The net proceeds of the Offering will be used to fund the evaluation and due diligence of potential resource opportunities consistent with the Company’s existing business strategy, current project commitments, regulatory, professional and corporate administration costs, and for general working capital purposes. None of the proceeds will be used for investor relations service providers or payments to non-arms length parties. No new insiders have been created, nor will any change of control occur as a result of the closing of the financing.
All securities issued pursuant to the Private Placement will be subject to a statutory hold period of four months and one day from the date of issuance, in accordance with applicable securities laws.
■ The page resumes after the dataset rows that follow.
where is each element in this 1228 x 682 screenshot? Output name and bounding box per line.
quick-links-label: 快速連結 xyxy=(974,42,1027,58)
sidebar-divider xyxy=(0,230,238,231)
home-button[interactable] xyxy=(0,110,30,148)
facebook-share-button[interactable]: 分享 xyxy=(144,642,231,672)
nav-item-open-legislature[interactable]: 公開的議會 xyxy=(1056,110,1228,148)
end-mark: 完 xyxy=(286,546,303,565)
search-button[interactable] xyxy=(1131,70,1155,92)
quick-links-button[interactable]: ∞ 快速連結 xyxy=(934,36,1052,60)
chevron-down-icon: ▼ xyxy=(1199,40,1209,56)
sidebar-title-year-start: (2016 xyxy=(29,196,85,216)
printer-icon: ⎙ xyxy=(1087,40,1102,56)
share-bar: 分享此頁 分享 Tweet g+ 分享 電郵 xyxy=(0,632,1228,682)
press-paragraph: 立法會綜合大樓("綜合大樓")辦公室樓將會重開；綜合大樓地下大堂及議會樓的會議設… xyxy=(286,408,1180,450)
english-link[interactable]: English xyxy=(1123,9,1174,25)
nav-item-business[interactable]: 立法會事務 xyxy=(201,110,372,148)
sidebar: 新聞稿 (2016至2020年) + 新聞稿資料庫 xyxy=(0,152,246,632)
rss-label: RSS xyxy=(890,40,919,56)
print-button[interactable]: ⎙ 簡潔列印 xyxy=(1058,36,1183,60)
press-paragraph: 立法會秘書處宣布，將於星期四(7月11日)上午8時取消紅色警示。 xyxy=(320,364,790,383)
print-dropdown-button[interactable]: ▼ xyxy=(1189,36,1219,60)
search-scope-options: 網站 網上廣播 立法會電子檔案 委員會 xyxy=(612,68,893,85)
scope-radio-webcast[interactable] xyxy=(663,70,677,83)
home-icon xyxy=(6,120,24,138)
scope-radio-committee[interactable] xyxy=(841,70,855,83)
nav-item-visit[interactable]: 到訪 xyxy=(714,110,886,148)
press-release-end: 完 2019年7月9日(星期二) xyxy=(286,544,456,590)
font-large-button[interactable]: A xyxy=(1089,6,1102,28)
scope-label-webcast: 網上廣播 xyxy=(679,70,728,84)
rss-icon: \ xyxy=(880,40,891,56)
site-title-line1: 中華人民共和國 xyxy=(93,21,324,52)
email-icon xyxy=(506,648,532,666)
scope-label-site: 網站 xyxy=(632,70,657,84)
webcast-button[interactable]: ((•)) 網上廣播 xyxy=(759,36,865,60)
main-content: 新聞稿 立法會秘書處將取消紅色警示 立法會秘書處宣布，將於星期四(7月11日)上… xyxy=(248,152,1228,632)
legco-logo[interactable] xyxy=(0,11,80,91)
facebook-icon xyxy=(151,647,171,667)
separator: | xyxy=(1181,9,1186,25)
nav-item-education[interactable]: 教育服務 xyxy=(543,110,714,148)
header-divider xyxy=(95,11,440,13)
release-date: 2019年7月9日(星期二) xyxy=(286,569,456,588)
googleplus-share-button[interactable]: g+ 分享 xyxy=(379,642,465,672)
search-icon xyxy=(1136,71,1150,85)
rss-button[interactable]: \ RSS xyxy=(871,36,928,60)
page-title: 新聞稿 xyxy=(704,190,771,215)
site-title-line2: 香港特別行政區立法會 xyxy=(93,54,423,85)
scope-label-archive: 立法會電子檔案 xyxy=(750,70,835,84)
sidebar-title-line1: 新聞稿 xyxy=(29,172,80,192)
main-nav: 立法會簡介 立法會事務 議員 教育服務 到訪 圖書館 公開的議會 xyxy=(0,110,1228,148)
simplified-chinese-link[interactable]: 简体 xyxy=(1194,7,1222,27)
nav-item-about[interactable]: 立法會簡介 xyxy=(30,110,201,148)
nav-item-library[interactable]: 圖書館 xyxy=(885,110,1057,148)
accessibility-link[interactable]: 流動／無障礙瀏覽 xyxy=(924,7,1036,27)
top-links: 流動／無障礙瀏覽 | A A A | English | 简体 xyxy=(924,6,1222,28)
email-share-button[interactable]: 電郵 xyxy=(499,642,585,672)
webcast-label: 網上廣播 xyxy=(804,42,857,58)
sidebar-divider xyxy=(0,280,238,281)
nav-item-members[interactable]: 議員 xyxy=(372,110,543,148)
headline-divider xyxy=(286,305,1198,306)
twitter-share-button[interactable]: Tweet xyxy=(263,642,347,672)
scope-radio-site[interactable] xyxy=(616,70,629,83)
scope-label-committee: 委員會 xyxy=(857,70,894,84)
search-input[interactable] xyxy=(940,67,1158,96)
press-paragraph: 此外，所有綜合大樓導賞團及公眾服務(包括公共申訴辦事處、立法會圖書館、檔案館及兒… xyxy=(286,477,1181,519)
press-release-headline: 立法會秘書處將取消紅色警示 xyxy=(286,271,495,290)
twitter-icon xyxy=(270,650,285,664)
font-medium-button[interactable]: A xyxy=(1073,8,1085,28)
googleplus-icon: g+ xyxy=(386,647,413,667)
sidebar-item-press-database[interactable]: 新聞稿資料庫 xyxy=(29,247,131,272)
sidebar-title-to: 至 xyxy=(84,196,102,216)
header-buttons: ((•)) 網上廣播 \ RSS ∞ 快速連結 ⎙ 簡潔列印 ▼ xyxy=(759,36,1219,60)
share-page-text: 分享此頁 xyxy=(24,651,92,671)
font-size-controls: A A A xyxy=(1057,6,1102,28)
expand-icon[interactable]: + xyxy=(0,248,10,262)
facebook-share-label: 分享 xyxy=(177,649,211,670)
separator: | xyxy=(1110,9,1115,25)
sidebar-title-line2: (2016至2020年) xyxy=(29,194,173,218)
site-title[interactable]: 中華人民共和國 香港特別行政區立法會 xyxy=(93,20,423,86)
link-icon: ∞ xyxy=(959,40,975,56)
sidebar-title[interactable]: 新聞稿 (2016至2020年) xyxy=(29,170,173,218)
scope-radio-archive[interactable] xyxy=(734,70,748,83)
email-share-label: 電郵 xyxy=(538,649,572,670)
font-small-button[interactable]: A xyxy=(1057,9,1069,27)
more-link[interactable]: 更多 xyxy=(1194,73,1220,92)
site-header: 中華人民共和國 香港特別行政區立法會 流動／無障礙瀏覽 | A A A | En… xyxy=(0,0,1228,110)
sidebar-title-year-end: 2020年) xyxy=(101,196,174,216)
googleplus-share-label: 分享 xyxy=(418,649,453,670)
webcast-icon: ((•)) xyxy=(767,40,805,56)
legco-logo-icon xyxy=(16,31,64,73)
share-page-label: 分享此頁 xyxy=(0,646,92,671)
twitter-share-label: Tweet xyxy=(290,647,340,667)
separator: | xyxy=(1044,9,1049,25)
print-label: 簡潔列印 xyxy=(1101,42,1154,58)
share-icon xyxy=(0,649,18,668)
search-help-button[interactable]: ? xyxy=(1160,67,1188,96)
A director of the Company has participated in the Private Placement for 3,796,272 units and such participation constitutes a related party transaction within the meaning of Multilateral Instrument 61-101 – Protection of Minority Security Holders in Special Transactions (“MI 61-101”). The Company intends to rely on the exemptions from the formal valuation and minority shareholder approval requirements of MI 61-101 pursuant to Sections 5.5(a) and 5.7(1)(a), as neither the fair market value of the Units to be issued to insiders, nor the consideration for such Units, exceeds 25% of the Company’s market capitalization
In connection with the Private Placement, the Company will pay a finder’s fees of 6% cash and 6% finders warrants (“Finders’ Warrants”) to Argonaut Securities Pty Limited. Each Finder Warrant entitles the holder to acquire one common share at a price of $0.05 per share for a period of 24 months from the Closing Date.
Approved by the Board of Velox Energy Materials Inc.